Given a general non-linear problem:

\begin{align}P:\qquad&\min_{x\in X} f(x)\\\text{s.t.}\qquad&g(x)\leq 0\end{align}

where $f$ is a non-linear function, $g$ is a vector of non-linear constraints, and $X$ is a box-constrained domain, is there a way to formulate an optimisation problem to prove whether $P$ is convex or not?

This is typically handled through heuristic procedures (symbolic compositions of functions, eigenvalue arithmetic, Dr. AMPL, etc.) but I'm curious about how to formulate an optimisation problem to definitively prove/disprove the convexity of a problem regardless of computing cost.

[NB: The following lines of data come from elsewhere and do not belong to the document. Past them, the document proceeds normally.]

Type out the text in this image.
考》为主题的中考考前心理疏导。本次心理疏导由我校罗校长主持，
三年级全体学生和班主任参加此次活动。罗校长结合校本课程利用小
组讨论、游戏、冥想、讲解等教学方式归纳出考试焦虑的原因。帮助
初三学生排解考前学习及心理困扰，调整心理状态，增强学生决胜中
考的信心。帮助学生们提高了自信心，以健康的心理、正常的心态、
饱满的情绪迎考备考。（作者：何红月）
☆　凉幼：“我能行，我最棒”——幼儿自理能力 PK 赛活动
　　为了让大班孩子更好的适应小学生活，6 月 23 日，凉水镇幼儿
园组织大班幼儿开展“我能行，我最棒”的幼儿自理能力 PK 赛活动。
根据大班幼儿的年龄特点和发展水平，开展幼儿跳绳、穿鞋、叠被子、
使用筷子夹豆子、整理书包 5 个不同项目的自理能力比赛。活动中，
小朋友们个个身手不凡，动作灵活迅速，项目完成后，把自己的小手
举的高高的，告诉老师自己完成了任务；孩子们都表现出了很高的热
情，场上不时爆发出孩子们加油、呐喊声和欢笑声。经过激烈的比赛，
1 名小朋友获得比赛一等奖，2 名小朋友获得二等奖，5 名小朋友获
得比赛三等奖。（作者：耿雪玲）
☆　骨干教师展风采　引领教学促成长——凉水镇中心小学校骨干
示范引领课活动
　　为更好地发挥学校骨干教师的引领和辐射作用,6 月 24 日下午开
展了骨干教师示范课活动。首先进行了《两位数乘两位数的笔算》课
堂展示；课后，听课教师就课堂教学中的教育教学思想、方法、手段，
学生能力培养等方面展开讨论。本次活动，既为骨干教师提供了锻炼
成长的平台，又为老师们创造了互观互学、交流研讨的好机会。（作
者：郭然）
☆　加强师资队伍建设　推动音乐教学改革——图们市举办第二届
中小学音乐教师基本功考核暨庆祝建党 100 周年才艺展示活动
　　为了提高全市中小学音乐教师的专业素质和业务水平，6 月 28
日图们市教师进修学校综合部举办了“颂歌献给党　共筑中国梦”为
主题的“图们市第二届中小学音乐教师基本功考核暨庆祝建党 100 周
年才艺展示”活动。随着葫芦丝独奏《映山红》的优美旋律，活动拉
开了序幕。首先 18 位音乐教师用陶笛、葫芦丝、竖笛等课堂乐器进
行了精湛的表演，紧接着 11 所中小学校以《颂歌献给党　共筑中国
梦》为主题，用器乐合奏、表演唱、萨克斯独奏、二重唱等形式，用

We know from the theory that proving/disproving convexity of an NLP is an NP-hard (global optimisation) problem in the general case, but I can't find a formulation. Does one exist? Are you aware of a reference describing the formulation?

Answer 1

Based on the comment by Ryan Cory-Wright, you could formulate it like this.

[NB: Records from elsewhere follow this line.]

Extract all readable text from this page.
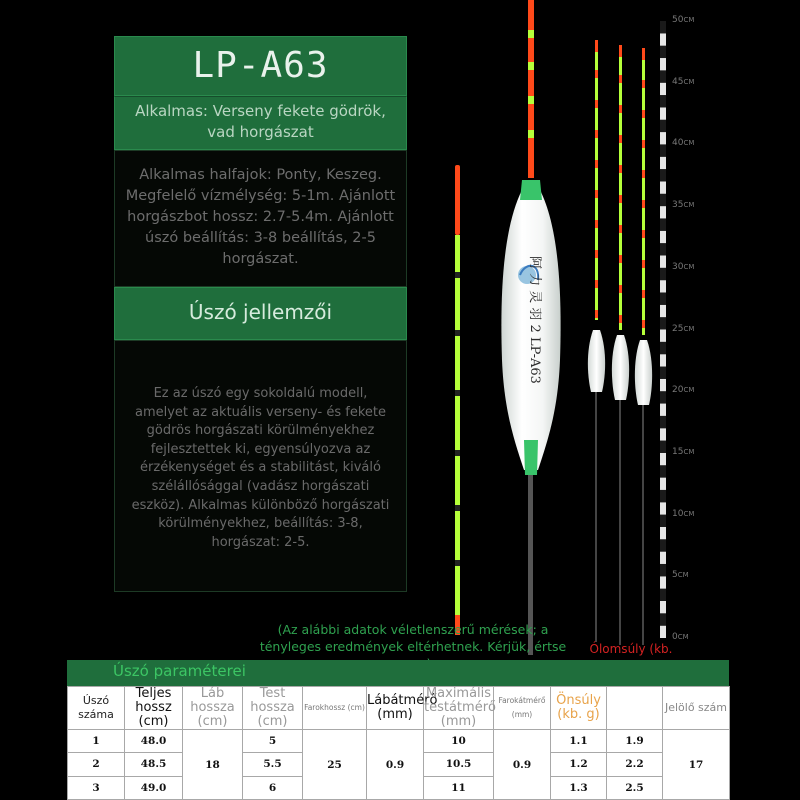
LP-A63
Alkalmas: Verseny fekete gödrök, vad horgászat
Alkalmas halfajok: Ponty, Keszeg. Megfelelő vízmélység: 5-1m. Ajánlott horgászbot hossz: 2.7-5.4m. Ajánlott úszó beállítás: 3-8 beállítás, 2-5 horgászat.
Úszó jellemzői
Ez az úszó egy sokoldalú modell, amelyet az aktuális verseny- és fekete gödrös horgászati körülményekhez fejlesztettek ki, egyensúlyozva az érzékenységet és a stabilitást, kiváló szélállósággal (vadász horgászati eszköz). Alkalmas különböző horgászati körülményekhez, beállítás: 3-8, horgászat: 2-5.
阿 力 灵 羽 2 LP-A63
50CM
45CM
40CM
35CM
30CM
25CM
20CM
15CM
10CM
5CM
0CM
(Az alábbi adatok véletlenszerű mérések; a tényleges eredmények eltérhetnek. Kérjük, értse Ólomsúly (kb.
Úszó paraméterei
Úszó száma	Teljes hossz (cm)	Láb hossza (cm)	Test hossza (cm)	Farokhossz (cm)	Lábátmérő (mm)	Maximális testátmérő (mm)	Farokátmérő (mm)	Önsúly (kb. g)		Jelölő szám
1	48.0	18	5	25	0.9	10	0.9	1.1	1.9	17
2	48.5		5.5			10.5		1.2	2.2	
3	49.0		6			11		1.3	2.5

Verify convexity of the domain $\{x \in X : g(x) \le 0\}$

Solve the following problem, and check the optimal value.

\begin{align} \max\qquad& g\left(\lambda x + (1-\lambda) y\right) && \small\textrm{(maximize constraint violation of convex combination)}\\ \text{s.t.}\qquad& g(x) \le 0 && \textrm{($x$ is feasible)}\\ & g(y) \le 0 && \textrm{($y$ is feasible)}\\ & 0 \le \lambda \le 1 && \textrm{(define convex combination)}\\ & x, y \in X && \textrm{(definitions $x$ and $y$)}\\ \end{align}

If the optimal value is (strictly) positive, then the set is not convex, as $x$ and $y$ are both in the set, while their convex combination $\lambda x + (1-\lambda) y$ is not. If the optimal value is non-positive, then the set is convex.

Verify convexity of $f$ on the domain $\{x \in X : g(x) \le 0\}$

Solve the following problem, and check the optimal value.

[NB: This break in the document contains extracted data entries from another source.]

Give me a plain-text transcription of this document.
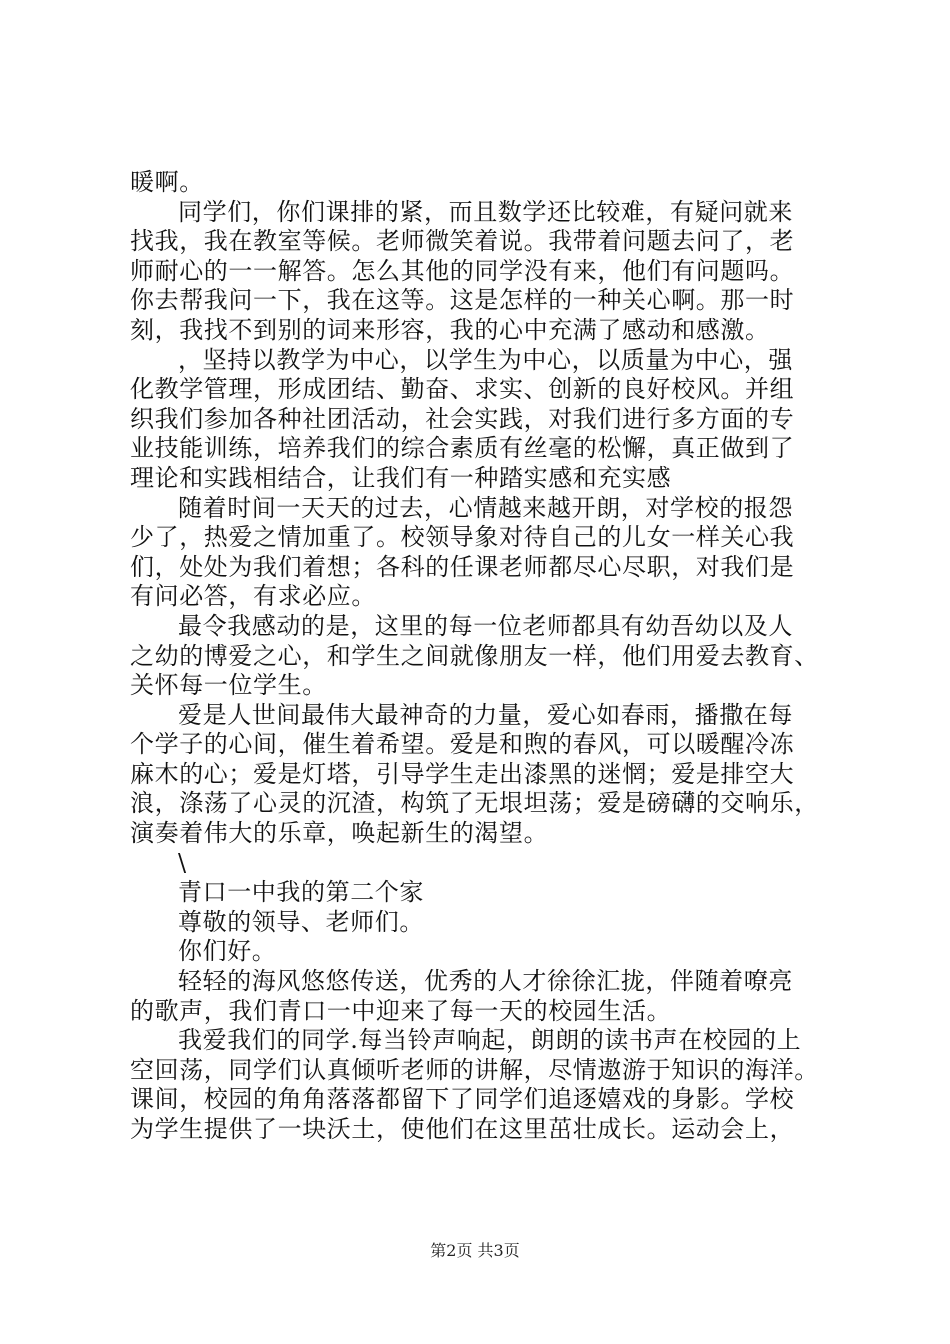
暖啊。
同学们，你们课排的紧，而且数学还比较难，有疑问就来
找我，我在教室等候。老师微笑着说。我带着问题去问了，老
师耐心的一一解答。怎么其他的同学没有来，他们有问题吗。
你去帮我问一下，我在这等。这是怎样的一种关心啊。那一时
刻，我找不到别的词来形容，我的心中充满了感动和感激。
，坚持以教学为中心，以学生为中心，以质量为中心，强
化教学管理，形成团结、勤奋、求实、创新的良好校风。并组
织我们参加各种社团活动，社会实践，对我们进行多方面的专
业技能训练，培养我们的综合素质有丝毫的松懈，真正做到了
理论和实践相结合，让我们有一种踏实感和充实感
随着时间一天天的过去，心情越来越开朗，对学校的报怨
少了，热爱之情加重了。校领导象对待自己的儿女一样关心我
们，处处为我们着想；各科的任课老师都尽心尽职，对我们是
有问必答，有求必应。
最令我感动的是，这里的每一位老师都具有幼吾幼以及人
之幼的博爱之心，和学生之间就像朋友一样，他们用爱去教育、
关怀每一位学生。
爱是人世间最伟大最神奇的力量，爱心如春雨，播撒在每
个学子的心间，催生着希望。爱是和煦的春风，可以暖醒冷冻
麻木的心；爱是灯塔，引导学生走出漆黑的迷惘；爱是排空大
浪，涤荡了心灵的沉渣，构筑了无垠坦荡；爱是磅礴的交响乐，
演奏着伟大的乐章，唤起新生的渴望。
\
青口一中我的第二个家
尊敬的领导、老师们。
你们好。
轻轻的海风悠悠传送，优秀的人才徐徐汇拢，伴随着嘹亮
的歌声，我们青口一中迎来了每一天的校园生活。
我爱我们的同学.每当铃声响起，朗朗的读书声在校园的上
空回荡，同学们认真倾听老师的讲解，尽情遨游于知识的海洋。
课间，校园的角角落落都留下了同学们追逐嬉戏的身影。学校
为学生提供了一块沃土，使他们在这里茁壮成长。运动会上，
第2页 共3页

\begin{align} \max\qquad& \small f(\lambda x + (1-\lambda) y) - \left(\lambda f(x) - (1-\lambda) f(y)\right) && \small\textrm{(maximize violation of convex combination)}\\ \text{s.t.}\qquad& g(x) \le 0 && \textrm{($x$ is feasible)}\\ & g(y) \le 0 && \textrm{($y$ is feasible)}\\ & 0 \le \lambda \le 1 && \textrm{(define convex combination)}\\ & x, y \in X && \textrm{(definitions $x$ and $y$)}\\ \end{align}

If the optimal value is (strictly) positive, then there exists a convex combination such that $f(\lambda x + (1-\lambda) y) > \lambda f(x) + (1-\lambda) f(y)$, which violates convexity. If the optimal value is non-positive, $f$ is convex.

Solving the above problems

As you already mention, solving the above problems could be very difficult, even if $f$ and $g$ are actually convex. Things can become even more difficult if the functions are 'weird'. For example, $$g(x) = \begin{cases}\textrm{0 if $x \in \mathbb{Q}^n$}\\\textrm{1 if $x \notin \mathbb{Q}^n$}\end{cases}$$ seems very problematic!